During a regular meeting on June 14, the Proviso Township High School District 209 Board of Education voted 4-2 to give District 209 Supt. James Henderson his third contract in two years.
Board President Della Patterson, along with members Theresa Kelly, Rodney Alexander, and Sam Valtierrez voted for the new contract while members Amanda Grant and Ned Wagner voted against. Board member Claudia Medina was absent.
The new contract comes three months after perhaps the longest teacher strike in the district’s history — a period of nearly three weeks when the superintendent repeatedly canceled bargaining sessions. Union officials said one of the main points of contention was the superintendent’s lack of good-faith negotiating.
Teachers, parents and community members have also lambasted Supt. Henderson’s overhaul of central office functions, with complaints pouring in over several months about the lack of administrative responsiveness, poor IT capabilities, regular fights that teachers claim are due to the superintendent’s decision to halve security personnel, staff shortages, employee churn, and a general lack of respect shown by Henderson toward teachers and students.
The overwhelming dissatisfaction among teachers and students with the superintendent’s job performance didn’t register with board members who approved Henderson’s third contract in two years.
The initial contract, approved after he was unanimously hired by the board in August 2020, was for three years and paid a salary of $250,000.
His second contract, a five-year agreement approved in June 2021, included a salary of $262,500, including an unspecified pension contribution paid by the district, $32,129 in annual health insurance premiums, a $12,500 annuity, and a $6,000-a-year vehicle allowance. That contract was voted on by all board members except Medina and Grant.
During the June 14 meeting, board member Theresa Kelly said Henderson has shown that he “can move academics forward” and “we have not had any problems with Dr. Henderson.”
Board member Rodney Alexander framed the new contract as protecting a superintendent subjected to “personal attacks, discrimination and sheer hatred.”
Alexander said Henderson has kept the district afloat “flawlessly” and ushered in “fair contracts” for teachers and support personnel, before adding that for most administrations, “once your name is sullied,” future employment becomes difficult.
Wagner said, while he empathizes with what “he’s gone through the last couple of years,” he felt that the superintendent’s “very generous contract last year” should be sufficient to allow the superintendent to achieve the goals the board has for him.

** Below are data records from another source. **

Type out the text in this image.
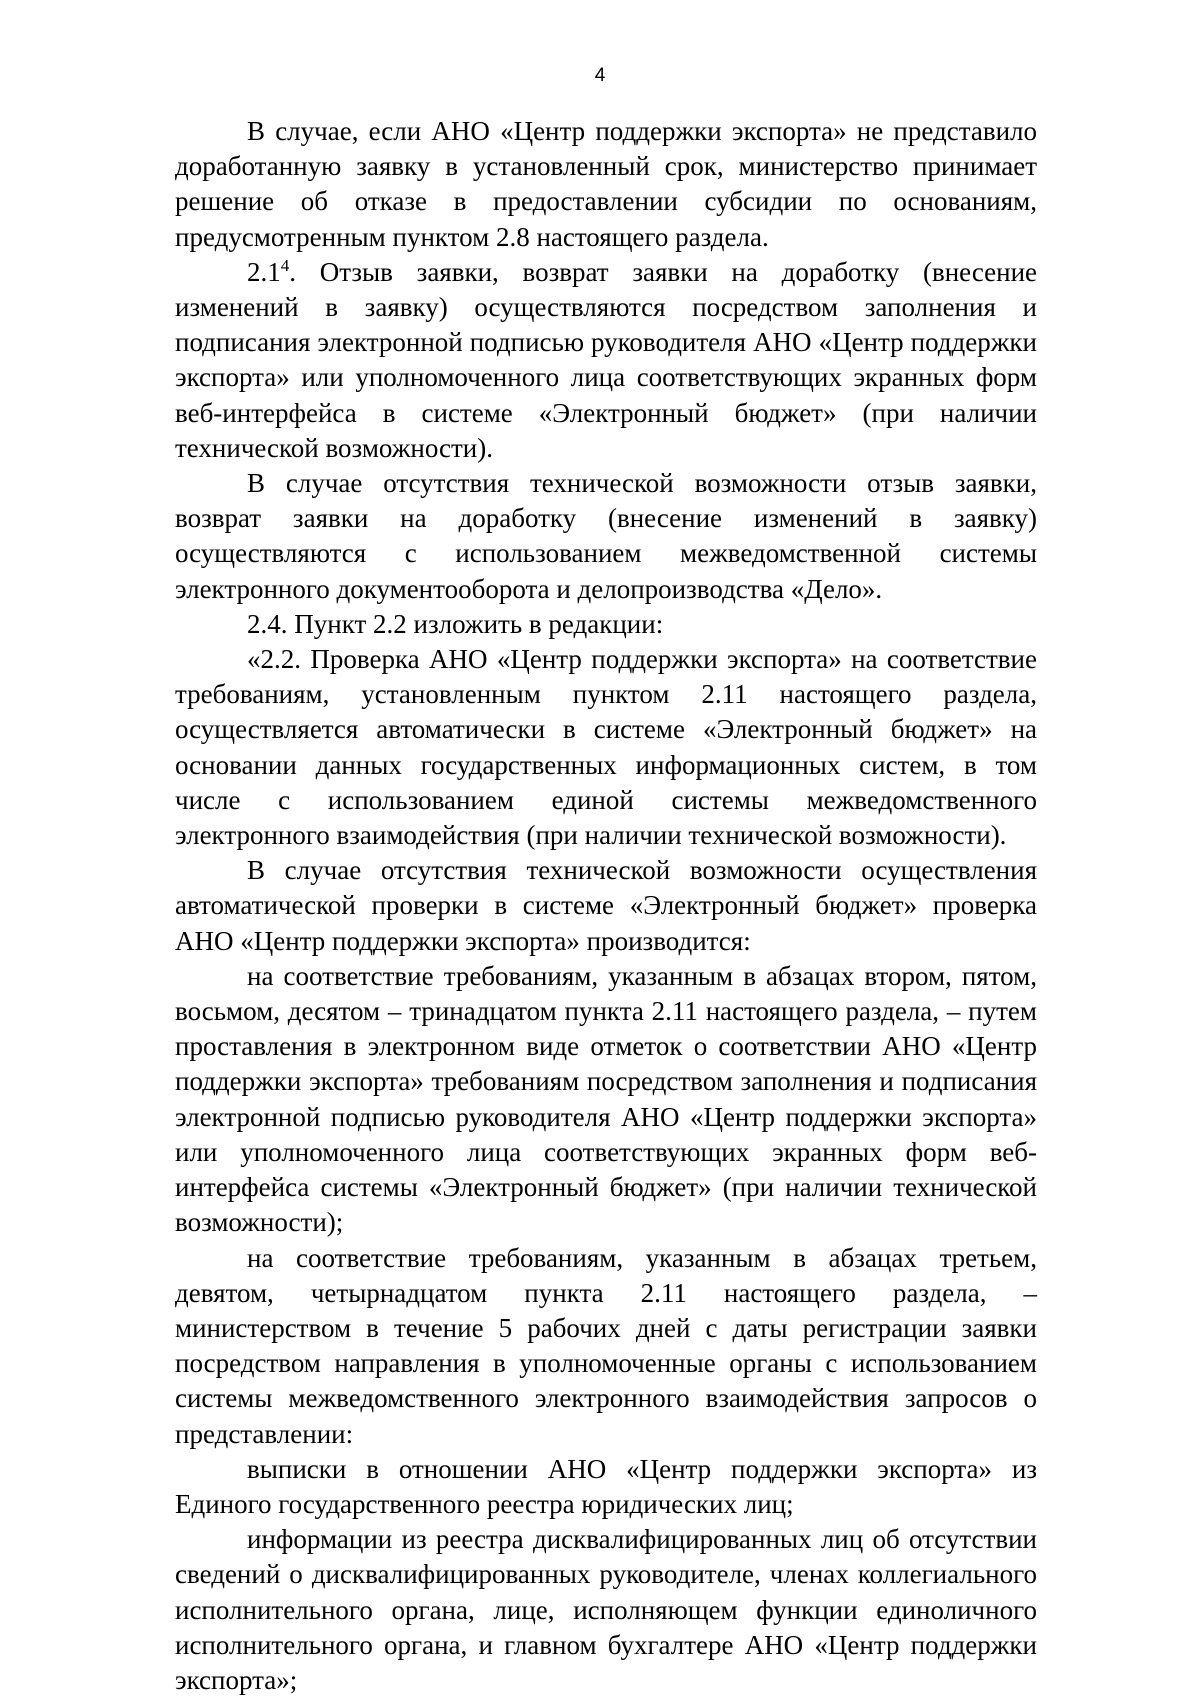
4

В случае, если АНО «Центр поддержки экспорта» не представило доработанную заявку в установленный срок, министерство принимает решение об отказе в предоставлении субсидии по основаниям, предусмотренным пунктом 2.8 настоящего раздела.

$2.1^4$. Отзыв заявки, возврат заявки на доработку (внесение изменений в заявку) осуществляются посредством заполнения и подписания электронной подписью руководителя АНО «Центр поддержки экспорта» или уполномоченного лица соответствующих экранных форм веб-интерфейса в системе «Электронный бюджет» (при наличии технической возможности).

В случае отсутствия технической возможности отзыв заявки, возврат заявки на доработку (внесение изменений в заявку) осуществляются с использованием межведомственной системы электронного документооборота и делопроизводства «Дело».

2.4. Пункт 2.2 изложить в редакции:

«2.2. Проверка АНО «Центр поддержки экспорта» на соответствие требованиям, установленным пунктом 2.11 настоящего раздела, осуществляется автоматически в системе «Электронный бюджет» на основании данных государственных информационных систем, в том числе с использованием единой системы межведомственного электронного взаимодействия (при наличии технической возможности).

В случае отсутствия технической возможности осуществления автоматической проверки в системе «Электронный бюджет» проверка АНО «Центр поддержки экспорта» производится:

на соответствие требованиям, указанным в абзацах втором, пятом, восьмом, десятом – тринадцатом пункта 2.11 настоящего раздела, – путем проставления в электронном виде отметок о соответствии АНО «Центр поддержки экспорта» требованиям посредством заполнения и подписания электронной подписью руководителя АНО «Центр поддержки экспорта» или уполномоченного лица соответствующих экранных форм веб-интерфейса системы «Электронный бюджет» (при наличии технической возможности);

на соответствие требованиям, указанным в абзацах третьем, девятом, четырнадцатом пункта 2.11 настоящего раздела, – министерством в течение 5 рабочих дней с даты регистрации заявки посредством направления в уполномоченные органы с использованием системы межведомственного электронного взаимодействия запросов о представлении:

выписки в отношении АНО «Центр поддержки экспорта» из Единого государственного реестра юридических лиц;

информации из реестра дисквалифицированных лиц об отсутствии сведений о дисквалифицированных руководителе, членах коллегиального исполнительного органа, лице, исполняющем функции единоличного исполнительного органа, и главном бухгалтере АНО «Центр поддержки экспорта»;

Grant said that the board has not formally evaluated Henderson and singled out a clause in the contract that would commit the district to a three-year payout “if Henderson is released for any reason at all — that’s money taxpayers are on the hook for.”
She added that the new contract also calls for an extra $31,000 annuity in addition to the district’s payments into Henderson’s pension.
“There is so much [in the contract] that I do not understand why we’d even consider giving this out, when we’ve made it clear there’s no money for teachers, or at least the teachers who already work here,” Grant said.
She was referencing the tense disputes between Henderson and the Proviso Teachers Union over pay increases during the nearly three-week strike and the $7,500 recruitment bonus the board approved on June 14 that would provide 19 recently hired out-of-state teachers with a $7,500 retention bonus.
“We already have a contract in place,” Grant said. “This does not make sense to me, and I do not think this is a sign of any kind of healthy management that’s happening.”